Additionally, traditional storage devices can only last up to a few decades at best, before degrading and becoming unreliable, meaning these storage devices will have to be regularly checked and replaced by newer ones. Whereas on the other hand, DNA has a half-life of almost 500 years! Meaning that it’ll take approximately 500 years, just for half of the data to wear out. But given the right conditions, DNA can last for hundreds of thousands of years!
But how do we know that? Well, it’s because we were able to recover and sequence DNA from mammoths (20,000 years old), neanderthals (40,000 years old), bison from 60,000 years ago. But the current record is held by ancient horses, we were able to recover and read their DNA from over 700,000 years ago!
Furthermore, DNA doesn’t require any electricity to store information. That’s a bonus point because now not only are we reducing the physical space needed and maintenance costs, but we’re also saving energy! Making DNA the perfect storage device for our data.
So how does it work?
So we know that DNA consists of four nucleotide bases: A, T, C, G. And you also probably know that all that goes on in a computer, comes down to just binary: a bunch of 1s and 0s — Computers use binary to store and process data.
So all you have to do is simply translate the binary, into A, T, C, G. For example, each of the bases could be, A = 00, C= 01, G= 10, T= 11.
So if you had 1100 0101 0010 0111, that would become GA TT AC TG. Once the binary representation of your data is translated to the nucleotide bases, it is then sent to the lab to print out the bases and stitch it all together to make synthetic DNA. This process is called DNA synthesis (writing DNA).
Once you have your synthetic DNA storing your data, you’ll need to sequence that DNA and decode it to get back the original binary values, which can then be processed by a computer.
The Future of DNA Storage
While using DNA as a medium of data storage has great advantages, it’s important to acknowledge the downsides that come with it. The most significant one being the fact that, currently, DNA sequencing and synthesizing is extremely slow — it can take a few hours or even days just to sequence DNA. Thus, DNA storage may not be the best option, as of now, where information will be needed quickly. Rather, it can work best for archival purposes.
Another disadvantage is the cost. Although maintenance and storing DNA is relatively much cheaper than the hard drives that are being used today, sequencing and synthesizing DNA can be very expensive. According to CNET: In total, Dina Zielinski’s team were able to put 2MB of data into DNA, but that entire process cost them about $7,000.
But look at it this way, yes, it’s extremely expensive for a relatively small amount of data, but like all technology, as we make more technological advancements and discoveries, this process will only get cheaper and faster.

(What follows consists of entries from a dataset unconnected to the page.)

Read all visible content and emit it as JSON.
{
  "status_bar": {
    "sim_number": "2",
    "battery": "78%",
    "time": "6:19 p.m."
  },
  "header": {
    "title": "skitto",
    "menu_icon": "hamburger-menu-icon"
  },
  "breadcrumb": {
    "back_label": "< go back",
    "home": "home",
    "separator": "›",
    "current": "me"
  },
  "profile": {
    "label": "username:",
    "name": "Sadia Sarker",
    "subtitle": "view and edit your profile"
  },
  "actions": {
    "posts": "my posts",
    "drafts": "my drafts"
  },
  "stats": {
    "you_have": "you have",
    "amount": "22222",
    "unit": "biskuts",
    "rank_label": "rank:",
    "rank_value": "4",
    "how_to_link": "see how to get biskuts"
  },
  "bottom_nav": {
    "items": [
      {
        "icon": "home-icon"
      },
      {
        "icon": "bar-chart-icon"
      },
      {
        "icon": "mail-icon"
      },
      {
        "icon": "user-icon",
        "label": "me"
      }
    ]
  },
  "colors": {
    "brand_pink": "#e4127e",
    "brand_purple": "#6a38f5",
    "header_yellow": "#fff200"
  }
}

We’ll probably have to wait for a few more years to see DNA storage becoming more feasible and mainstream, but what we know for sure is that DNA has a lot of potential, probably more than what we’ve anticipated, and that biological computing, can very well be where the future of computing is headed.
Key Takeaways
- Problem: We are generating a lot of data and are running of storage
- Possible Solution: DNA
- Why DNA?: Dense, cheap to store, and durable
- How will it work?: Convert binary to nucleotide bases. Synthesize to make synthetic DNA containing information. Sequence to read that DNA.
- Cons of DNA: Synthesizing and sequencing DNA is expensive and time-consuming.
- Future: DNA has a lot of potential and will become much cheaper in the future.